It was a sunny day when 9 Polyramblers met at the Elizabeth Line Woolwich station. We walked up to Woolwich Common, passing St George’s Garrison Church which was bombed during the Second World War. The beautiful mosaics have been restored and are protected from the elements by a canopy roof. We crossed the common which was covered with Queen Anne’s Lace (am I right, Kim?) as far as the eyes could see.

After Hornfair Park, we arrived in Charlton Park. We had lunch in the sun on the terrace of Charlton House, one of the finest Jacobean houses in the country. Geoffrey used to go to the library there but it is now a venue for different events. We had a look at a small exhibition on saris and sneaked a glance at the beautiful room which served as a library. 

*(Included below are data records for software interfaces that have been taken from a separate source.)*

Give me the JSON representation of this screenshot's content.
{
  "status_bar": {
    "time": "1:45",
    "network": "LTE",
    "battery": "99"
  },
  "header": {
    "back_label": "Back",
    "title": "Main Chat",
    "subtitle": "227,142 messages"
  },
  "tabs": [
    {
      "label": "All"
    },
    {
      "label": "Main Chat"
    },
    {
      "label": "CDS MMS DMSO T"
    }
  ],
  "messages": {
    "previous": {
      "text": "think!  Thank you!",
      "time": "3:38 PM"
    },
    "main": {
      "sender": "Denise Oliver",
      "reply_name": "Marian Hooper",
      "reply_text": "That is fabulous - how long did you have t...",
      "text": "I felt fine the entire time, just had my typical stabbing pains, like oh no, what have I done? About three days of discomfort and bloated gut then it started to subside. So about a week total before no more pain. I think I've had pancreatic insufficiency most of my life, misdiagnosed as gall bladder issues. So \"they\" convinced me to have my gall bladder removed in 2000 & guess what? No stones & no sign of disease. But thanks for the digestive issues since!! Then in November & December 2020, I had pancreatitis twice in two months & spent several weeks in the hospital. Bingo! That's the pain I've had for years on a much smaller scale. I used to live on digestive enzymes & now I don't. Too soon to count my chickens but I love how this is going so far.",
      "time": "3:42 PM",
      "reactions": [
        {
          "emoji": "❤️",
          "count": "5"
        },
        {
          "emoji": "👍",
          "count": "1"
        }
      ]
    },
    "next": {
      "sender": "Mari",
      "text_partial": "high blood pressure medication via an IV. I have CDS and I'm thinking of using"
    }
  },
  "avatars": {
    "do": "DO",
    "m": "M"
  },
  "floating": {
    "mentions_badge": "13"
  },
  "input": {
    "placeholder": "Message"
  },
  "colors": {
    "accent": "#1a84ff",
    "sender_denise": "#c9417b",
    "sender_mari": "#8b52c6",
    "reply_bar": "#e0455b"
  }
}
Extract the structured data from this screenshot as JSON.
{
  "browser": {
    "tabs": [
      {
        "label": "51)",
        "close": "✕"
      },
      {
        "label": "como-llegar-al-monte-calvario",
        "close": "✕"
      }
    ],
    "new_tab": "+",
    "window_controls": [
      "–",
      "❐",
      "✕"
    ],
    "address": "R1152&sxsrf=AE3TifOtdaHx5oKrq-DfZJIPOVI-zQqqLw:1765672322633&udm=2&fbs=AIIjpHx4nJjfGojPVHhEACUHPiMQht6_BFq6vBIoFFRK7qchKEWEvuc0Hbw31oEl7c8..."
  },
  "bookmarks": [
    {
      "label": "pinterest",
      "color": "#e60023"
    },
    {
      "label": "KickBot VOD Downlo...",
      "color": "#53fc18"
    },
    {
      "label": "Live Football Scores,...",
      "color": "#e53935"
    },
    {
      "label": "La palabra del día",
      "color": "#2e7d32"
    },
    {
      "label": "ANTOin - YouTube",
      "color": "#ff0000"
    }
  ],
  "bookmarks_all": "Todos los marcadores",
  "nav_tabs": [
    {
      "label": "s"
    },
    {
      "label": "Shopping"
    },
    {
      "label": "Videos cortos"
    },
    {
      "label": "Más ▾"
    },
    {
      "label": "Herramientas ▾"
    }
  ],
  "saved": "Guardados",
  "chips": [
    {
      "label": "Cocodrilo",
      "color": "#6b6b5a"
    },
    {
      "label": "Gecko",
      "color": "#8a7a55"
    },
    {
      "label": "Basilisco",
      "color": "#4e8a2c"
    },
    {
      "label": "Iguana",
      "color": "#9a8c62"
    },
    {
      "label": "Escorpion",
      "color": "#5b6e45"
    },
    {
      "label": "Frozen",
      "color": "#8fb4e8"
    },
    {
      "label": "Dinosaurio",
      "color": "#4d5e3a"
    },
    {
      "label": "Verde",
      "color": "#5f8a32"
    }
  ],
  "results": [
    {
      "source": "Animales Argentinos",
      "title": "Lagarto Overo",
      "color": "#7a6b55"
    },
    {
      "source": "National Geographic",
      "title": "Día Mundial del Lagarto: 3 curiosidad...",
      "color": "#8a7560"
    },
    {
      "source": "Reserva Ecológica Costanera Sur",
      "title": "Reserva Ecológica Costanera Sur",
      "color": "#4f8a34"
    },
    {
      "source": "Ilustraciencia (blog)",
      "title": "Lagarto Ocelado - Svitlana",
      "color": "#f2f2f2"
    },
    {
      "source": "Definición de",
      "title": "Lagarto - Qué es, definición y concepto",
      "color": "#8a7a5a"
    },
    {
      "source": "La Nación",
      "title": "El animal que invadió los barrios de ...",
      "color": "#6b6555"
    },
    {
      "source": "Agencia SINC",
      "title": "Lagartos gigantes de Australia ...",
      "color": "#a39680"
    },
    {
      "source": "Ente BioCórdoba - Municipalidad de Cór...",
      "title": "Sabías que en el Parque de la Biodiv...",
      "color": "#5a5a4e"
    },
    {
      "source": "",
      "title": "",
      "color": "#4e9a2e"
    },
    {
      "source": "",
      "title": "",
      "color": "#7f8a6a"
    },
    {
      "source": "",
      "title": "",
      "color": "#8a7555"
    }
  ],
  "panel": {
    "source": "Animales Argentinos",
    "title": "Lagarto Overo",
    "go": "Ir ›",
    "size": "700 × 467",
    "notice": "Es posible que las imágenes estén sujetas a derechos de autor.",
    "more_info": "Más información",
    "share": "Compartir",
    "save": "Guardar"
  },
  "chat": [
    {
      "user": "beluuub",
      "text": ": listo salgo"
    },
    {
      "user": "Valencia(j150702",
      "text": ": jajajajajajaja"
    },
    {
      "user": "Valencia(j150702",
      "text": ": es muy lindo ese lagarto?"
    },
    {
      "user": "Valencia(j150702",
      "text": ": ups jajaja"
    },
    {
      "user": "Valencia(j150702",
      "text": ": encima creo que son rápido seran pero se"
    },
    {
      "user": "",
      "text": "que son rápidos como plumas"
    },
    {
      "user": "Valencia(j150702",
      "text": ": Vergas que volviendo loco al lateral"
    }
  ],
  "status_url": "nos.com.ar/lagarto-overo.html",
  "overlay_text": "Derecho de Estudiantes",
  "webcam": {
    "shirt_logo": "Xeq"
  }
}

After lunch and a group photo, we passed what was formerly a summer house and is the only part of the Charlton buildings attributable to Inigo Jones. The Borough Council converted it into public toilets in 1936. Geoffrey remembers when the building was a public toilet. It is now unused and empty. Then, we walked through Charlton village, went back to Charlton Park and crossed into Maryon-Wilson Park. The Maryon-Wilson family used to own Charlton House but sold it to Greenwich Borough Council. It’s a nice park with animal enclosures (sheep, pigs and poultry). We continued through Maryon Park and up and down Cox Mount (89 ft) to the Thames Barrier. We followed the Thames, first through a tunnel under the Barrier buildings, then along industrial estates and newly built flats.

In the middle of all this is the Greenwich Peninsula Ecology Park, a small oasis with a lake and a visitor centre. We stopped there for a rest and to have a look at the birds from one of the hides. We then crossed the Greenwich Peninsula going above the Blackwall Tunnel Southern Approach – better forget this part of the walk which, although not very pleasant, is thankfully short. The last part of the walk was towards Greenwich with, at first, newly built flats, then Greenwich Power Station built in 1906, The Trinity Hospital which is being renovated, Crane Street and the Trafalgar Tavern and, finally, the Royal Naval College buildings, the Cutty Sark and the end of the walk.